Profesor Chojnowski miał okazję prowadzić zajęcia, na które uczęszczali studenci z obwodu kaliningradzkiego.
— To była młodzież studiująca polonistykę w Kaliningradzie. Dla mnie było to cenne doświadczenie. Ci rosyjscy studenci przejawiali szczególne zainteresowanie literaturą polską. Zauważyłem w nich pasję, której często brakuje naszym studentom.
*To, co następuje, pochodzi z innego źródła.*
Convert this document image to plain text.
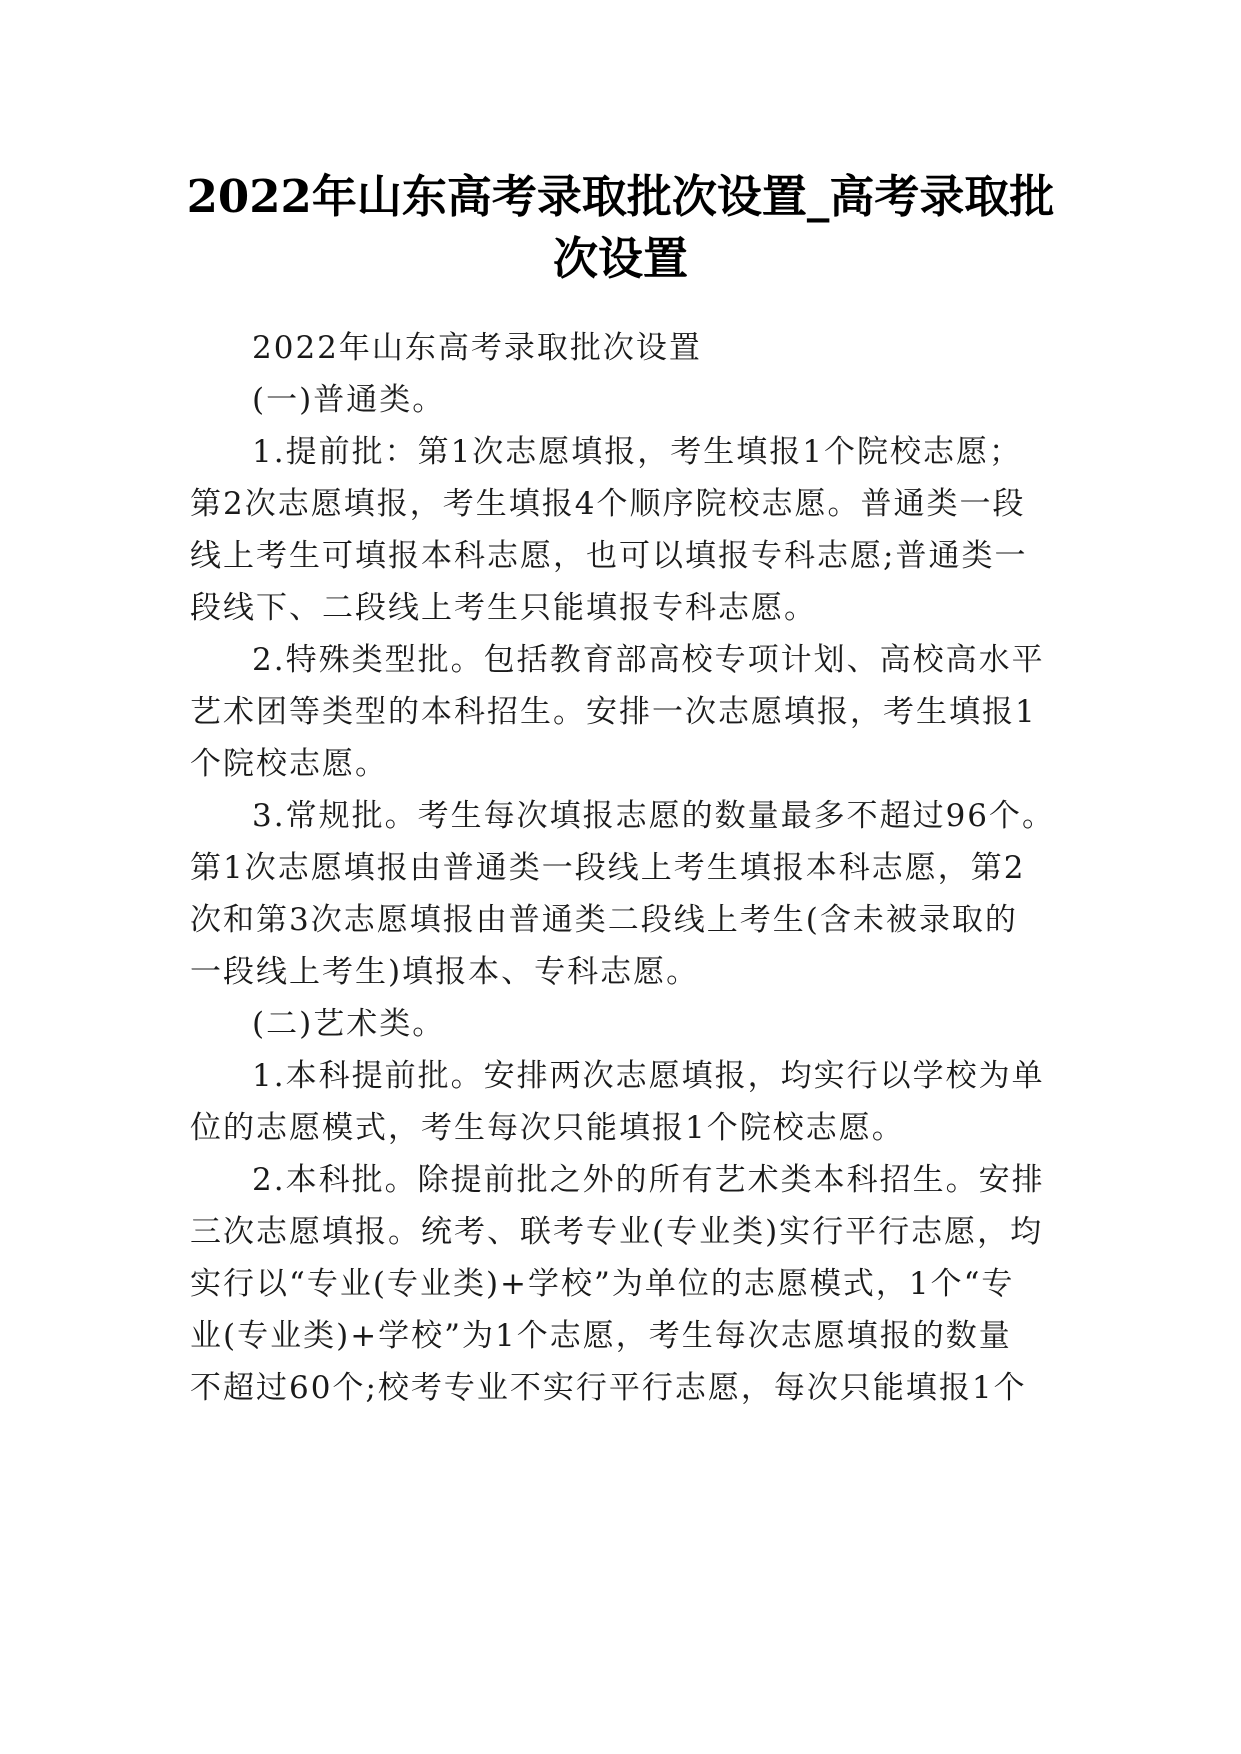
2022年山东高考录取批次设置_高考录取批
次设置

2022年山东高考录取批次设置

(一)普通类。

1.提前批：第1次志愿填报，考生填报1个院校志愿；

第2次志愿填报，考生填报4个顺序院校志愿。普通类一段

线上考生可填报本科志愿，也可以填报专科志愿;普通类一

段线下、二段线上考生只能填报专科志愿。

2.特殊类型批。包括教育部高校专项计划、高校高水平

艺术团等类型的本科招生。安排一次志愿填报，考生填报1

个院校志愿。

3.常规批。考生每次填报志愿的数量最多不超过96个。

第1次志愿填报由普通类一段线上考生填报本科志愿，第2

次和第3次志愿填报由普通类二段线上考生(含未被录取的

一段线上考生)填报本、专科志愿。

(二)艺术类。

1.本科提前批。安排两次志愿填报，均实行以学校为单

位的志愿模式，考生每次只能填报1个院校志愿。

2.本科批。除提前批之外的所有艺术类本科招生。安排

三次志愿填报。统考、联考专业(专业类)实行平行志愿，均

实行以“专业(专业类)+学校”为单位的志愿模式，1个“专

业(专业类)+学校”为1个志愿，考生每次志愿填报的数量

不超过60个;校考专业不实行平行志愿，每次只能填报1个
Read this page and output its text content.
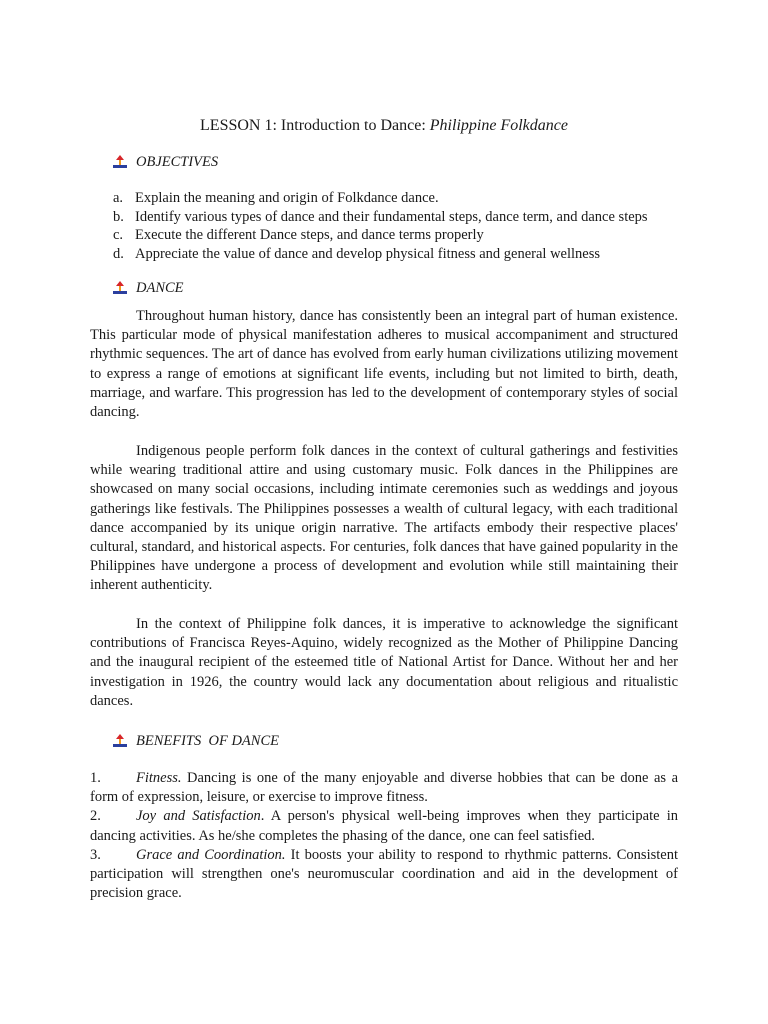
LESSON 1: Introduction to Dance: Philippine Folkdance
OBJECTIVES
a. Explain the meaning and origin of Folkdance dance.
b. Identify various types of dance and their fundamental steps, dance term, and dance steps
c. Execute the different Dance steps, and dance terms properly
d. Appreciate the value of dance and develop physical fitness and general wellness
DANCE

Throughout human history, dance has consistently been an integral part of human existence. This particular mode of physical manifestation adheres to musical accompaniment and structured rhythmic sequences. The art of dance has evolved from early human civilizations utilizing movement to express a range of emotions at significant life events, including but not limited to birth, death, marriage, and warfare. This progression has led to the development of contemporary styles of social dancing.

Indigenous people perform folk dances in the context of cultural gatherings and festivities while wearing traditional attire and using customary music. Folk dances in the Philippines are showcased on many social occasions, including intimate ceremonies such as weddings and joyous gatherings like festivals. The Philippines possesses a wealth of cultural legacy, with each traditional dance accompanied by its unique origin narrative. The artifacts embody their respective places' cultural, standard, and historical aspects. For centuries, folk dances that have gained popularity in the Philippines have undergone a process of development and evolution while still maintaining their inherent authenticity.

In the context of Philippine folk dances, it is imperative to acknowledge the significant contributions of Francisca Reyes-Aquino, widely recognized as the Mother of Philippine Dancing and the inaugural recipient of the esteemed title of National Artist for Dance. Without her and her investigation in 1926, the country would lack any documentation about religious and ritualistic dances.

BENEFITS  OF DANCE
1. Fitness. Dancing is one of the many enjoyable and diverse hobbies that can be done as a form of expression, leisure, or exercise to improve fitness.
2. Joy and Satisfaction. A person's physical well-being improves when they participate in dancing activities. As he/she completes the phasing of the dance, one can feel satisfied.
3. Grace and Coordination. It boosts your ability to respond to rhythmic patterns. Consistent participation will strengthen one's neuromuscular coordination and aid in the development of precision grace.
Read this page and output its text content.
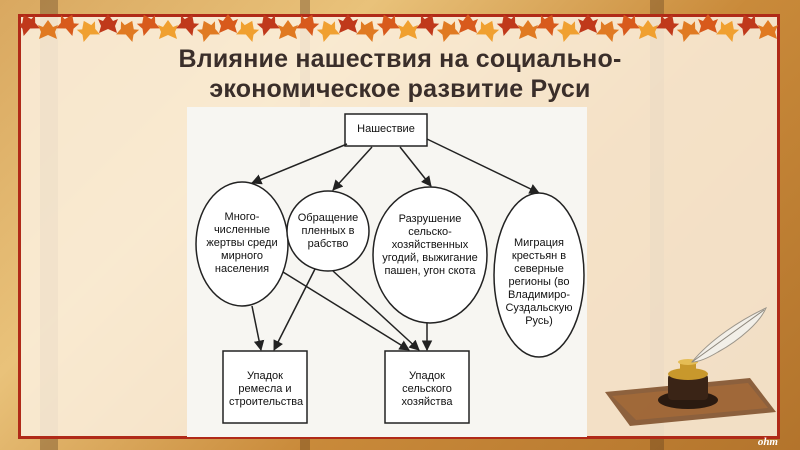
Влияние нашествия на социально-
экономическое развитие Руси
Нашествие
Много-численные жертвы среди мирного населения
Обращение пленных в рабство
Разрушение сельско-хозяйственных угодий, выжигание пашен, угон скота
Миграция крестьян в северные регионы (во Владимиро-Суздальскую Русь)
Упадок ремесла и строительства
Упадок сельского хозяйства
ohm
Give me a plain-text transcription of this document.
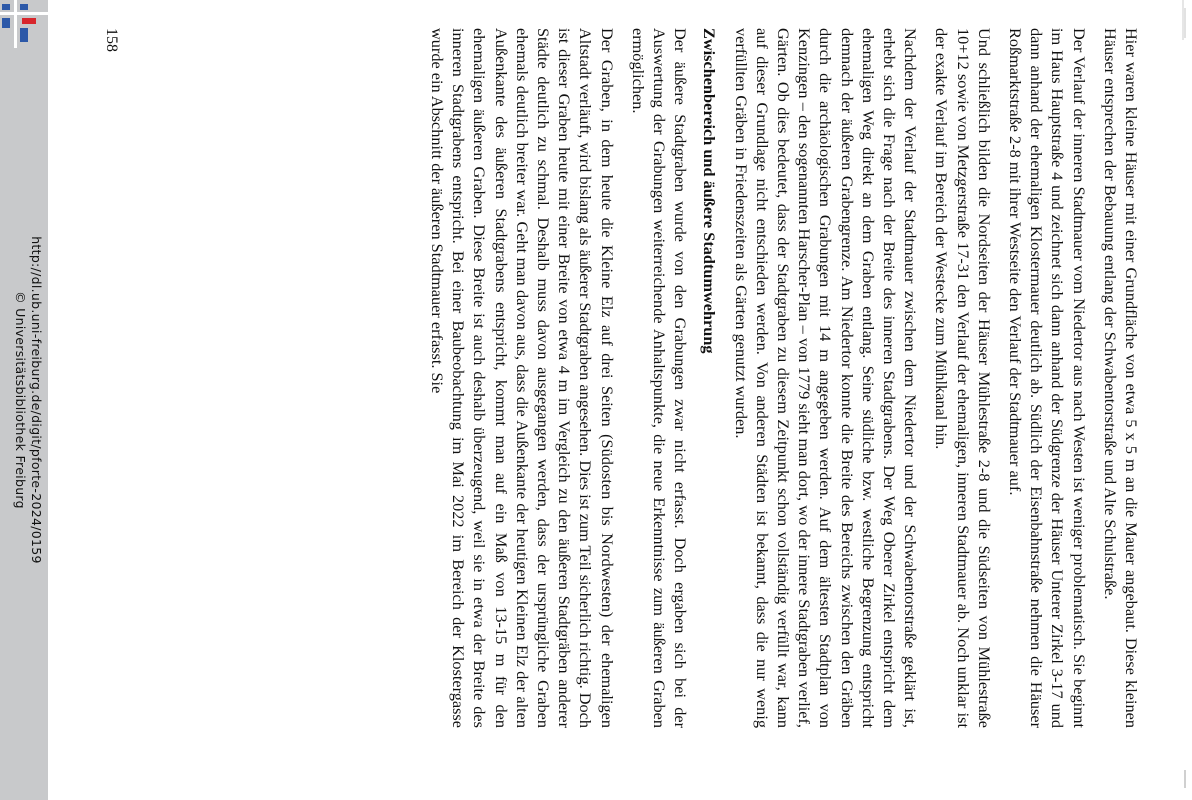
http://dl.ub.uni-freiburg.de/digit/pforte-2024/0159
© Universitätsbibliothek Freiburg	Hier waren kleine Häuser mit einer Grundfläche von etwa 5 x 5 m an die Mauer angebaut. Diese kleinen Häuser entsprechen der Bebauung entlang der Schwabentorstraße und Alte Schulstraße.

Der Verlauf der inneren Stadtmauer vom Niedertor aus nach Westen ist weniger problematisch. Sie beginnt im Haus Hauptstraße 4 und zeichnet sich dann anhand der Südgrenze der Häuser Unterer Zirkel 3-17 und dann anhand der ehemaligen Klostermauer deutlich ab. Südlich der Eisenbahnstraße nehmen die Häuser Roßmarktstraße 2-8 mit ihrer Westseite den Verlauf der Stadtmauer auf.

Und schließlich bilden die Nordseiten der Häuser Mühlestraße 2-8 und die Südseiten von Mühlestraße 10+12 sowie von Metzgerstraße 17-31 den Verlauf der ehemaligen, inneren Stadtmauer ab. Noch unklar ist der exakte Verlauf im Bereich der Westecke zum Mühlkanal hin.

Nachdem der Verlauf der Stadtmauer zwischen dem Niedertor und der Schwabentorstraße geklärt ist, erhebt sich die Frage nach der Breite des inneren Stadtgrabens. Der Weg Oberer Zirkel entspricht dem ehemaligen Weg direkt an dem Graben entlang. Seine südliche bzw. westliche Begrenzung entspricht demnach der äußeren Grabengrenze. Am Niedertor konnte die Breite des Bereichs zwischen den Gräben durch die archäologischen Grabungen mit 14 m angegeben werden. Auf dem ältesten Stadtplan von Kenzingen – den sogenannten Harscher-Plan – von 1779 sieht man dort, wo der innere Stadtgraben verlief, Gärten. Ob dies bedeutet, dass der Stadtgraben zu diesem Zeitpunkt schon vollständig verfüllt war, kann auf dieser Grundlage nicht entschieden werden. Von anderen Städten ist bekannt, dass die nur wenig verfüllten Gräben in Friedenszeiten als Gärten genutzt wurden.

Zwischenbereich und äußere Stadtumwehrung

Der äußere Stadtgraben wurde von den Grabungen zwar nicht erfasst. Doch ergaben sich bei der Auswertung der Grabungen weiterreichende Anhaltspunkte, die neue Erkenntnisse zum äußeren Graben ermöglichen.

Der Graben, in dem heute die Kleine Elz auf drei Seiten (Südosten bis Nordwesten) der ehemaligen Altstadt verläuft, wird bislang als äußerer Stadtgraben angesehen. Dies ist zum Teil sicherlich richtig. Doch ist dieser Graben heute mit einer Breite von etwa 4 m im Vergleich zu den äußeren Stadtgräben anderer Städte deutlich zu schmal. Deshalb muss davon ausgegangen werden, dass der ursprüngliche Graben ehemals deutlich breiter war. Geht man davon aus, dass die Außenkante der heutigen Kleinen Elz der alten Außenkante des äußeren Stadtgrabens entspricht, kommt man auf ein Maß von 13-15 m für den ehemaligen äußeren Graben. Diese Breite ist auch deshalb überzeugend, weil sie in etwa der Breite des inneren Stadtgrabens entspricht. Bei einer Baubeobachtung im Mai 2022 im Bereich der Klostergasse wurde ein Abschnitt der äußeren Stadtmauer erfasst. Sie

158
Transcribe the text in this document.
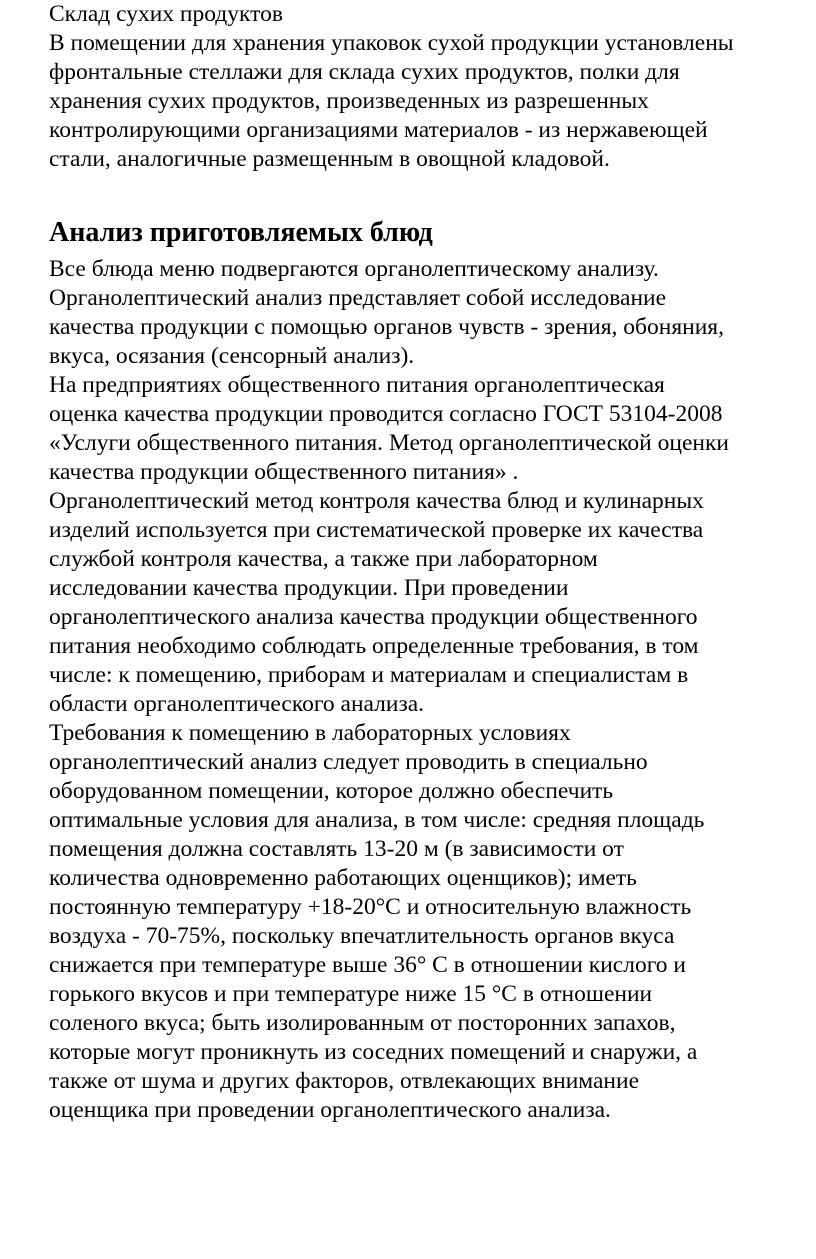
Склад сухих продуктов
В помещении для хранения упаковок сухой продукции установлены
фронтальные стеллажи для склада сухих продуктов, полки для
хранения сухих продуктов, произведенных из разрешенных
контролирующими организациями материалов - из нержавеющей
стали, аналогичные размещенным в овощной кладовой.
Анализ приготовляемых блюд
Все блюда меню подвергаются органолептическому анализу.
Органолептический анализ представляет собой исследование
качества продукции с помощью органов чувств - зрения, обоняния,
вкуса, осязания (сенсорный анализ).
На предприятиях общественного питания органолептическая
оценка качества продукции проводится согласно ГОСТ 53104-2008
«Услуги общественного питания. Метод органолептической оценки
качества продукции общественного питания» .
Органолептический метод контроля качества блюд и кулинарных
изделий используется при систематической проверке их качества
службой контроля качества, а также при лабораторном
исследовании качества продукции. При проведении
органолептического анализа качества продукции общественного
питания необходимо соблюдать определенные требования, в том
числе: к помещению, приборам и материалам и специалистам в
области органолептического анализа.
Требования к помещению в лабораторных условиях
органолептический анализ следует проводить в специально
оборудованном помещении, которое должно обеспечить
оптимальные условия для анализа, в том числе: средняя площадь
помещения должна составлять 13-20 м (в зависимости от
количества одновременно работающих оценщиков); иметь
постоянную температуру +18-20°С и относительную влажность
воздуха - 70-75%, поскольку впечатлительность органов вкуса
снижается при температуре выше 36° С в отношении кислого и
горького вкусов и при температуре ниже 15 °С в отношении
соленого вкуса; быть изолированным от посторонних запахов,
которые могут проникнуть из соседних помещений и снаружи, а
также от шума и других факторов, отвлекающих внимание
оценщика при проведении органолептического анализа.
Jedna z zagranicznych studentek wywarła na olsztyńskim wykładowcy szczególne wrażenie.
— Nazywała się Maria Striekozowa — wspomina. — Zaskoczyła mnie tym, że zajęła się literaturą polską o Holokauście. Była zafascynowana tym tematem. Jak sama stwierdziła, rosyjscy uczeni nie prowadzą specjalnych badań nad obecnością Holokaustu w literaturze rosyjskiej, co mnie zdziwiło. Moim zdaniem zagraniczni studenci oraz wykładowcy, którzy interesują się naszą kulturą, powinni nas odwiedzać zdecydowanie częściej. Niestety w dobie pandemii przyjazdy takich gości są niemożliwe — ubolewa.